Эльза слушает Жанну и одновременно наблюдает за мальчиками по ту сторону еще не убранного стола, позади пустых гамаков; она видит профиль Тома, привставшего на колено и повернувшегося лицом к Пюку, который протягивает ему патрон, потом Тома отстраняется от стоящего рядом с ним мальчика, присаживается на корточки и смотрит в прорезь прицела. Эльза вздрагивает, ее пронзает образ — любви, не смерти. Нет, не смерти. Любовь, точно пуля в самое сердце, любовь, дающая жизнь. Но смерть возвращается, и разве смерть отца или матери ранит душу ребенка меньше, чем развод? Она не знает, она не станет задавать себе этот вопрос.
— …Я видела мать насквозь, — продолжает Жанна, — я видела как сжимается ее сердце, как твердеют ее мышцы, как пульсирует ее кровь, видела даже, как в ее памяти проходят одно за другим воспоминания — то, чего я не пережила и что теснило ей грудь всякий раз, когда приближался или давал о себе знать отец, когда приходило письмо от него или когда он звонил по телефону.
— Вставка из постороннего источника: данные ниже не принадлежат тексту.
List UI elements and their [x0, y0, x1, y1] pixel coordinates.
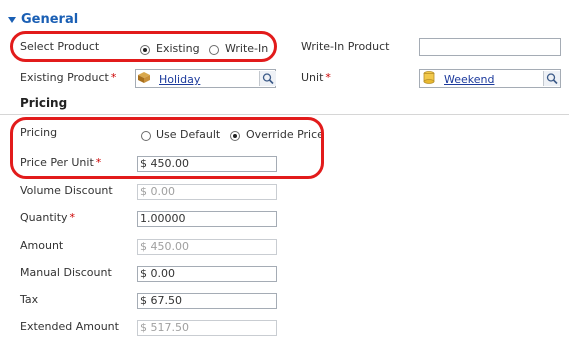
general-section-title: General: [21, 12, 79, 27]
unit-icon: [423, 71, 435, 84]
tax-input[interactable]: $ 67.50: [137, 293, 277, 309]
quantity-label: Quantity *: [20, 211, 75, 224]
manual-discount-input[interactable]: $ 0.00: [137, 266, 277, 282]
extended-amount-input: $ 517.50: [137, 320, 277, 336]
tax-label: Tax: [20, 293, 39, 306]
required-marker: *: [69, 211, 76, 224]
volume-discount-label: Volume Discount: [20, 184, 113, 197]
required-marker: *: [110, 71, 117, 84]
amount-label: Amount: [20, 239, 64, 252]
existing-product-label: Existing Product *: [20, 71, 116, 84]
write-in-product-input[interactable]: [419, 38, 561, 56]
quantity-input[interactable]: 1.00000: [137, 211, 277, 227]
unit-label-text: Unit: [301, 71, 324, 84]
required-marker: *: [325, 71, 331, 84]
existing-product-lookup[interactable]: [135, 69, 276, 88]
unit-label: Unit *: [301, 71, 331, 84]
extended-amount-label: Extended Amount: [20, 320, 119, 333]
pricing-highlight: [10, 117, 324, 179]
section-divider: [0, 114, 569, 115]
lookup-search-icon[interactable]: [259, 71, 276, 86]
amount-input: $ 450.00: [137, 239, 277, 255]
existing-product-link[interactable]: Holiday: [159, 73, 200, 86]
volume-discount-input: $ 0.00: [137, 184, 277, 200]
quantity-label-text: Quantity: [20, 211, 68, 224]
pricing-section-title: Pricing: [20, 96, 68, 110]
manual-discount-label: Manual Discount: [20, 266, 112, 279]
unit-link[interactable]: Weekend: [444, 73, 494, 86]
collapse-arrow-icon[interactable]: [8, 17, 16, 23]
unit-lookup-search-icon[interactable]: [543, 71, 560, 86]
write-in-product-label: Write-In Product: [301, 40, 390, 53]
product-icon: [138, 72, 150, 83]
existing-product-label-text: Existing Product: [20, 71, 109, 84]
select-product-highlight: [10, 31, 277, 62]
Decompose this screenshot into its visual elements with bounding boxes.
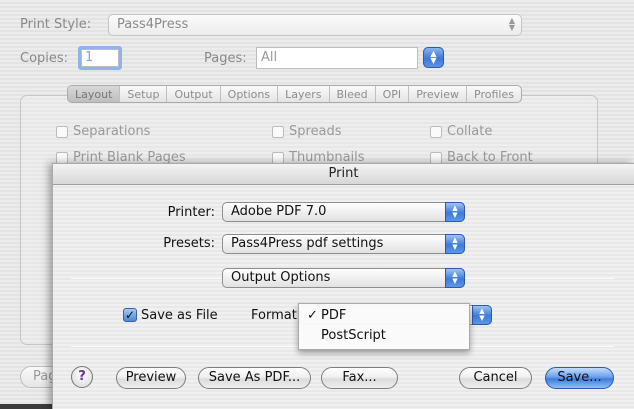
pages-stepper-icon: ▲ ▼: [423, 47, 444, 68]
format-option-postscript-label: PostScript: [321, 328, 386, 343]
copies-label: Copies:: [20, 51, 69, 66]
separations-checkbox: Separations: [56, 124, 150, 139]
pages-field: All: [256, 47, 418, 69]
popup-arrows-icon: ▲ ▼: [445, 268, 465, 288]
save-as-pdf-button[interactable]: Save As PDF...: [198, 367, 311, 389]
pages-label: Pages:: [204, 51, 247, 66]
tab-profiles: Profiles: [466, 86, 521, 102]
checkbox-box-icon: [272, 151, 284, 164]
presets-popup[interactable]: Pass4Press pdf settings ▲ ▼: [222, 234, 465, 254]
checkbox-box-icon: [430, 151, 442, 164]
tab-bleed: Bleed: [328, 86, 375, 102]
print-style-value: Pass4Press: [117, 17, 189, 32]
tab-opi: OPI: [374, 86, 409, 102]
cancel-button[interactable]: Cancel: [459, 367, 532, 389]
format-option-pdf-label: PDF: [321, 308, 347, 323]
print-sheet: Print Printer: Adobe PDF 7.0 ▲ ▼ Presets:…: [52, 163, 634, 409]
presets-value: Pass4Press pdf settings: [231, 236, 384, 251]
format-option-pdf[interactable]: ✓ PDF: [299, 306, 469, 326]
checkmark-icon: ✓: [124, 308, 136, 322]
popup-arrows-icon: ▲ ▼: [445, 202, 465, 222]
tab-options: Options: [219, 86, 277, 102]
menu-checkmark-icon: ✓: [307, 308, 318, 323]
printer-value: Adobe PDF 7.0: [231, 204, 327, 219]
printer-popup[interactable]: Adobe PDF 7.0 ▲ ▼: [222, 202, 465, 222]
presets-label: Presets:: [163, 236, 215, 251]
save-button[interactable]: Save...: [545, 367, 614, 389]
tab-bar: Layout Setup Output Options Layers Bleed…: [67, 85, 522, 103]
spreads-label: Spreads: [289, 124, 342, 139]
format-dropdown-menu: ✓ PDF PostScript: [298, 303, 470, 350]
collate-checkbox: Collate: [430, 124, 492, 139]
copies-field-focus-ring: 1: [78, 46, 122, 70]
printer-label: Printer:: [167, 205, 215, 220]
window-edge: [0, 404, 52, 409]
fax-button[interactable]: Fax...: [321, 367, 398, 389]
save-as-file-label: Save as File: [141, 308, 218, 323]
popup-arrows-icon: ▲ ▼: [508, 16, 515, 32]
popup-arrows-icon: ▲ ▼: [472, 305, 492, 325]
help-button[interactable]: ?: [71, 366, 93, 388]
print-style-label: Print Style:: [20, 17, 92, 32]
checkbox-box-icon: [56, 151, 68, 164]
spreads-checkbox: Spreads: [272, 124, 342, 139]
panel-popup[interactable]: Output Options ▲ ▼: [222, 268, 465, 288]
sheet-title: Print: [53, 164, 634, 185]
checkbox-box-icon: [272, 125, 284, 138]
collate-label: Collate: [447, 124, 493, 139]
format-label: Format: [251, 308, 297, 323]
tab-preview: Preview: [408, 86, 466, 102]
tab-output: Output: [166, 86, 219, 102]
checkbox-box-icon: [430, 125, 442, 138]
preview-button[interactable]: Preview: [116, 367, 186, 389]
print-style-popup: Pass4Press ▲ ▼: [108, 14, 522, 36]
copies-field: 1: [81, 49, 119, 67]
panel-value: Output Options: [231, 270, 331, 285]
popup-arrows-icon: ▲ ▼: [445, 234, 465, 254]
tab-layout: Layout: [68, 86, 120, 102]
save-as-file-checkbox[interactable]: ✓: [123, 308, 137, 322]
tab-setup: Setup: [119, 86, 166, 102]
separations-label: Separations: [73, 124, 151, 139]
checkbox-box-icon: [56, 125, 68, 138]
tab-layers: Layers: [277, 86, 328, 102]
format-option-postscript[interactable]: PostScript: [299, 326, 469, 346]
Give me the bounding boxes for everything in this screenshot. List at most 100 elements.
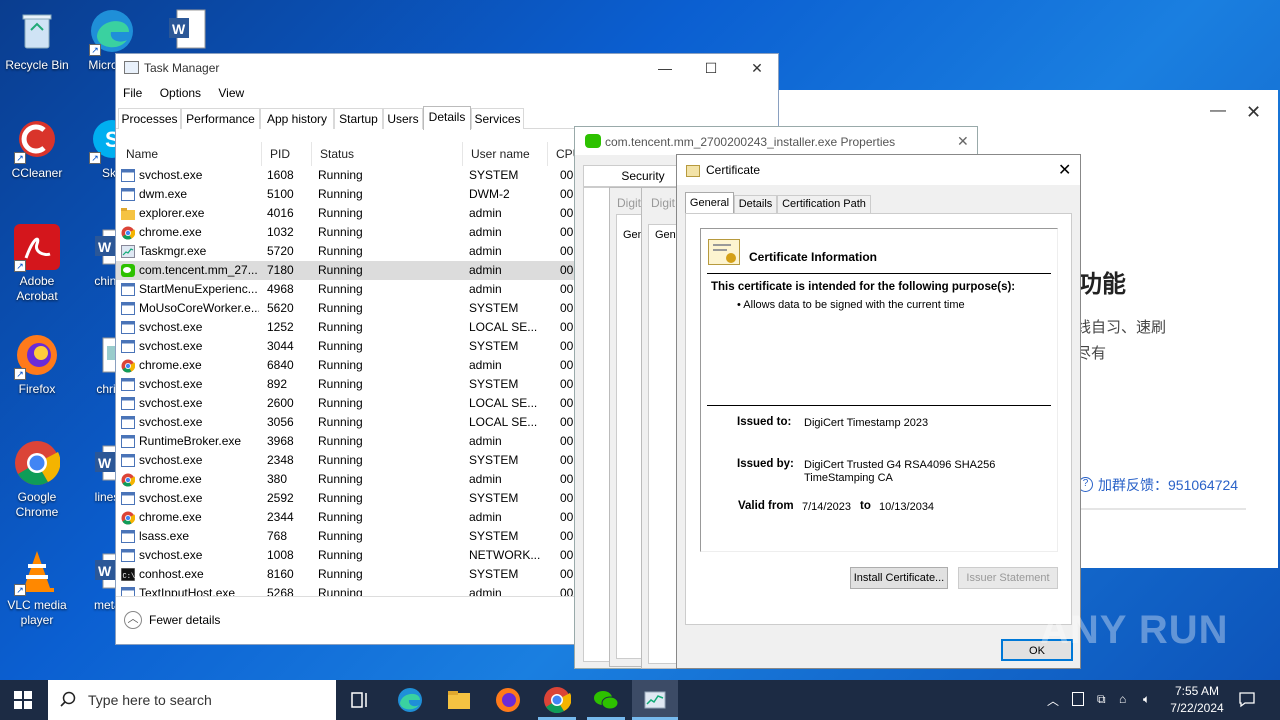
desktop-icon-ccleaner[interactable]: ↗ CCleaner bbox=[1, 116, 73, 181]
issued-to-value: DigiCert Timestamp 2023 bbox=[804, 417, 929, 429]
network-icon[interactable]: ⌂ bbox=[1119, 692, 1126, 706]
close-button[interactable]: ✕ bbox=[957, 133, 969, 150]
column-header-user-name[interactable]: User name bbox=[463, 142, 548, 166]
title-bar[interactable]: com.tencent.mm_2700200243_installer.exe … bbox=[575, 127, 977, 155]
tab-users[interactable]: Users bbox=[383, 108, 423, 129]
tab-certification-path[interactable]: Certification Path bbox=[777, 195, 871, 214]
process-name: explorer.exe bbox=[139, 206, 205, 220]
process-pid: 2348 bbox=[267, 453, 294, 467]
table-row[interactable]: TextInputHost.exe 5268 Running admin 00 bbox=[116, 584, 576, 596]
chevron-up-icon[interactable]: ︿ bbox=[1047, 692, 1059, 709]
process-pid: 4016 bbox=[267, 206, 294, 220]
notification-icon[interactable] bbox=[1238, 690, 1256, 708]
tab-general[interactable]: General bbox=[685, 192, 734, 214]
close-button[interactable]: ✕ bbox=[1058, 160, 1071, 180]
install-certificate-button[interactable]: Install Certificate... bbox=[850, 567, 948, 589]
desktop-icon-word-doc[interactable]: W bbox=[150, 8, 222, 58]
desktop-icon-vlc[interactable]: ↗ VLC media player bbox=[1, 548, 73, 628]
desktop-icon-acrobat[interactable]: ↗ Adobe Acrobat bbox=[1, 224, 73, 304]
tab-startup[interactable]: Startup bbox=[334, 108, 383, 129]
maximize-button[interactable]: ☐ bbox=[688, 54, 734, 82]
table-row[interactable]: MoUsoCoreWorker.e... 5620 Running SYSTEM 00 bbox=[116, 299, 576, 318]
table-row[interactable]: StartMenuExperienc... 4968 Running admin 00 bbox=[116, 280, 576, 299]
process-status: Running bbox=[318, 510, 363, 524]
table-row[interactable]: svchost.exe 2348 Running SYSTEM 00 bbox=[116, 451, 576, 470]
tab-processes[interactable]: Processes bbox=[118, 108, 181, 129]
task-view-icon[interactable] bbox=[346, 686, 374, 714]
search-icon bbox=[60, 691, 76, 707]
svg-text:W: W bbox=[98, 239, 112, 255]
process-pid: 768 bbox=[267, 529, 288, 543]
close-button[interactable]: ✕ bbox=[1246, 102, 1261, 123]
table-row[interactable]: lsass.exe 768 Running SYSTEM 00 bbox=[116, 527, 576, 546]
table-row[interactable]: svchost.exe 1008 Running NETWORK... 00 bbox=[116, 546, 576, 565]
tab-app-history[interactable]: App history bbox=[260, 108, 334, 129]
desktop-icon-chrome[interactable]: Google Chrome bbox=[1, 440, 73, 520]
desktop-icon-firefox[interactable]: ↗ Firefox bbox=[1, 332, 73, 397]
tab-services[interactable]: Services bbox=[471, 108, 524, 129]
table-row[interactable]: C:\ conhost.exe 8160 Running SYSTEM 00 bbox=[116, 565, 576, 584]
process-list[interactable]: svchost.exe 1608 Running SYSTEM 00 dwm.exe 510… bbox=[116, 166, 576, 596]
feature-title: 功能 bbox=[1078, 271, 1126, 298]
table-row[interactable]: svchost.exe 3044 Running SYSTEM 00 bbox=[116, 337, 576, 356]
minimize-button[interactable]: — bbox=[1210, 102, 1226, 120]
process-name: svchost.exe bbox=[139, 339, 203, 353]
table-row[interactable]: com.tencent.mm_27... 7180 Running admin 00 bbox=[116, 261, 576, 280]
process-svc-icon bbox=[121, 435, 135, 448]
table-row[interactable]: dwm.exe 5100 Running DWM-2 00 bbox=[116, 185, 576, 204]
taskmgr-taskbar-button[interactable] bbox=[632, 680, 678, 720]
process-name: svchost.exe bbox=[139, 415, 203, 429]
file-explorer-icon[interactable] bbox=[445, 686, 473, 714]
table-row[interactable]: chrome.exe 2344 Running admin 00 bbox=[116, 508, 576, 527]
table-row[interactable]: explorer.exe 4016 Running admin 00 bbox=[116, 204, 576, 223]
tab-details[interactable]: Details bbox=[734, 195, 777, 214]
process-console-icon: C:\ bbox=[120, 567, 136, 582]
chrome-icon[interactable] bbox=[543, 686, 572, 714]
process-status: Running bbox=[318, 206, 363, 220]
svg-text:W: W bbox=[98, 455, 112, 471]
menu-options[interactable]: Options bbox=[160, 86, 201, 100]
windows-start-icon[interactable] bbox=[14, 691, 32, 709]
chevron-up-icon[interactable]: ︿ bbox=[124, 611, 142, 629]
volume-icon[interactable]: 🔈︎ bbox=[1143, 692, 1150, 707]
table-row[interactable]: svchost.exe 1252 Running LOCAL SE... 00 bbox=[116, 318, 576, 337]
network-adapter-icon[interactable]: ⧉ bbox=[1097, 692, 1106, 707]
title-bar[interactable]: Task Manager — ☐ ✕ bbox=[116, 54, 778, 82]
close-button[interactable]: ✕ bbox=[734, 54, 780, 82]
table-row[interactable]: svchost.exe 3056 Running LOCAL SE... 00 bbox=[116, 413, 576, 432]
wechat-icon[interactable] bbox=[592, 686, 620, 714]
tab-details[interactable]: Details bbox=[423, 106, 471, 130]
process-status: Running bbox=[318, 187, 363, 201]
clock-time[interactable]: 7:55 AM bbox=[1166, 684, 1228, 698]
desktop-icon-recycle-bin[interactable]: Recycle Bin bbox=[1, 8, 73, 73]
tab-performance[interactable]: Performance bbox=[181, 108, 260, 129]
clock-date[interactable]: 7/22/2024 bbox=[1162, 701, 1232, 715]
table-row[interactable]: svchost.exe 2592 Running SYSTEM 00 bbox=[116, 489, 576, 508]
table-row[interactable]: svchost.exe 892 Running SYSTEM 00 bbox=[116, 375, 576, 394]
process-user: admin bbox=[469, 282, 502, 296]
feedback-link[interactable]: 加群反馈：951064724 bbox=[1098, 475, 1238, 495]
process-name: dwm.exe bbox=[139, 187, 188, 201]
menu-view[interactable]: View bbox=[218, 86, 244, 100]
fewer-details-link[interactable]: Fewer details bbox=[149, 613, 220, 627]
menu-file[interactable]: File bbox=[123, 86, 142, 100]
table-row[interactable]: chrome.exe 6840 Running admin 00 bbox=[116, 356, 576, 375]
table-row[interactable]: svchost.exe 2600 Running LOCAL SE... 00 bbox=[116, 394, 576, 413]
search-box[interactable]: Type here to search bbox=[48, 680, 336, 720]
title-bar[interactable]: Certificate ✕ bbox=[677, 155, 1080, 185]
process-pid: 6840 bbox=[267, 358, 294, 372]
process-status: Running bbox=[318, 339, 363, 353]
table-row[interactable]: Taskmgr.exe 5720 Running admin 00 bbox=[116, 242, 576, 261]
column-header-name[interactable]: Name bbox=[118, 142, 262, 166]
firefox-icon[interactable] bbox=[494, 686, 522, 714]
certificate-general-panel: Certificate Information This certificate… bbox=[685, 213, 1072, 625]
table-row[interactable]: RuntimeBroker.exe 3968 Running admin 00 bbox=[116, 432, 576, 451]
minimize-button[interactable]: — bbox=[642, 54, 688, 82]
table-row[interactable]: chrome.exe 1032 Running admin 00 bbox=[116, 223, 576, 242]
table-row[interactable]: svchost.exe 1608 Running SYSTEM 00 bbox=[116, 166, 576, 185]
edge-icon[interactable] bbox=[396, 686, 424, 714]
tablet-icon[interactable] bbox=[1072, 692, 1084, 706]
column-header-status[interactable]: Status bbox=[312, 142, 463, 166]
column-header-pid[interactable]: PID bbox=[262, 142, 312, 166]
table-row[interactable]: chrome.exe 380 Running admin 00 bbox=[116, 470, 576, 489]
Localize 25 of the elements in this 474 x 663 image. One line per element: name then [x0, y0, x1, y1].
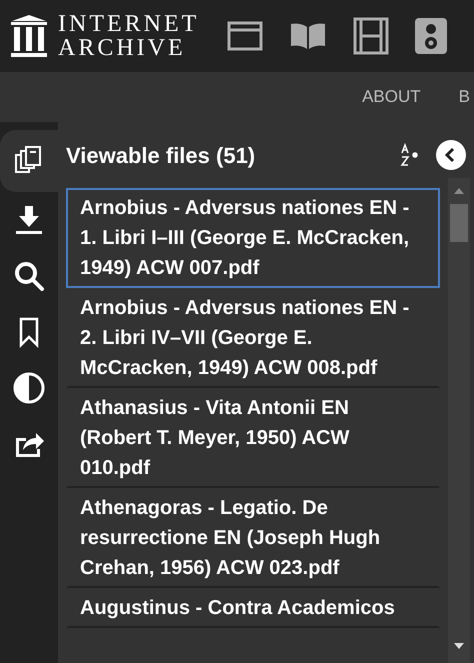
scroll-down-icon[interactable]	[453, 641, 465, 651]
columns-logo-icon	[8, 13, 50, 59]
speaker-icon[interactable]	[415, 18, 448, 54]
scrollbar-thumb[interactable]	[450, 204, 468, 242]
file-item[interactable]: Athanasius - Vita Antonii EN (Robert T. Meyer, 1950) ACW 010.pdf	[66, 388, 440, 488]
logo-text: ARCHIVE	[58, 36, 187, 60]
file-item[interactable]: Arnobius - Adversus nationes EN - 1. Libri I–III (George E. McCracken, 1949) ACW 007.pdf	[66, 188, 440, 288]
sort-icon[interactable]	[400, 143, 420, 167]
nav-link[interactable]: B	[458, 84, 470, 110]
file-item[interactable]: Arnobius - Adversus nationes EN - 2. Libri IV–VII (George E. McCracken, 1949) ACW 008.pdf	[66, 288, 440, 388]
file-item[interactable]: Athenagoras - Legatio. De resurrectione EN (Joseph Hugh Crehan, 1956) ACW 023.pdf	[66, 488, 440, 588]
collapse-button-icon[interactable]	[436, 140, 466, 170]
nav-link[interactable]: ABOUT	[362, 84, 421, 110]
file-item[interactable]: Augustinus - Contra Academicos	[66, 588, 440, 628]
scroll-up-icon[interactable]	[453, 186, 465, 196]
book-icon[interactable]	[289, 21, 328, 51]
download-icon	[13, 204, 45, 236]
side-tab[interactable]	[0, 130, 58, 192]
browser-window-icon[interactable]	[227, 21, 264, 51]
logo-text: INTERNET	[58, 12, 200, 36]
scrollbar[interactable]	[448, 178, 470, 663]
film-icon[interactable]	[353, 17, 390, 55]
search-icon	[13, 260, 45, 292]
panel-title: Viewable files (51)	[66, 142, 256, 170]
contrast-icon	[13, 372, 45, 404]
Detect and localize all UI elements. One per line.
Я невольно страдала за нее. Когда я возвращалась воскресными вечерами или после каникул, она ощупывала меня, обнюхивала, надеялась почувствовать его запах — не запах табака или мыла, но что-то более тонкое, что я принесла с собой помимо собственной воли. Она целовала меня в то место, которое только что поцеловал он, и я знала — это его она ищет через меня, его кожи касается, приникая губами к моей щеке или лбу, повторяет, гладя меня по волосам, жест, минуту назад сделанный им. Я была тем, что у нее осталось от него, и она, без сомнения, любила или отвергала меня в зависимости от сходства или несходства с ним, которое находила во мне, которое то искала, то, напротив, старалась не замечать.
— Странно, — сказала Эльза, — а Франсуа любил только отца.
— Он мне об этом рассказал, когда мы познакомились. Привязанность к отцу у него была так сильна, что даже не знаю, сумеет ли он когда-нибудь найти настоящего друга.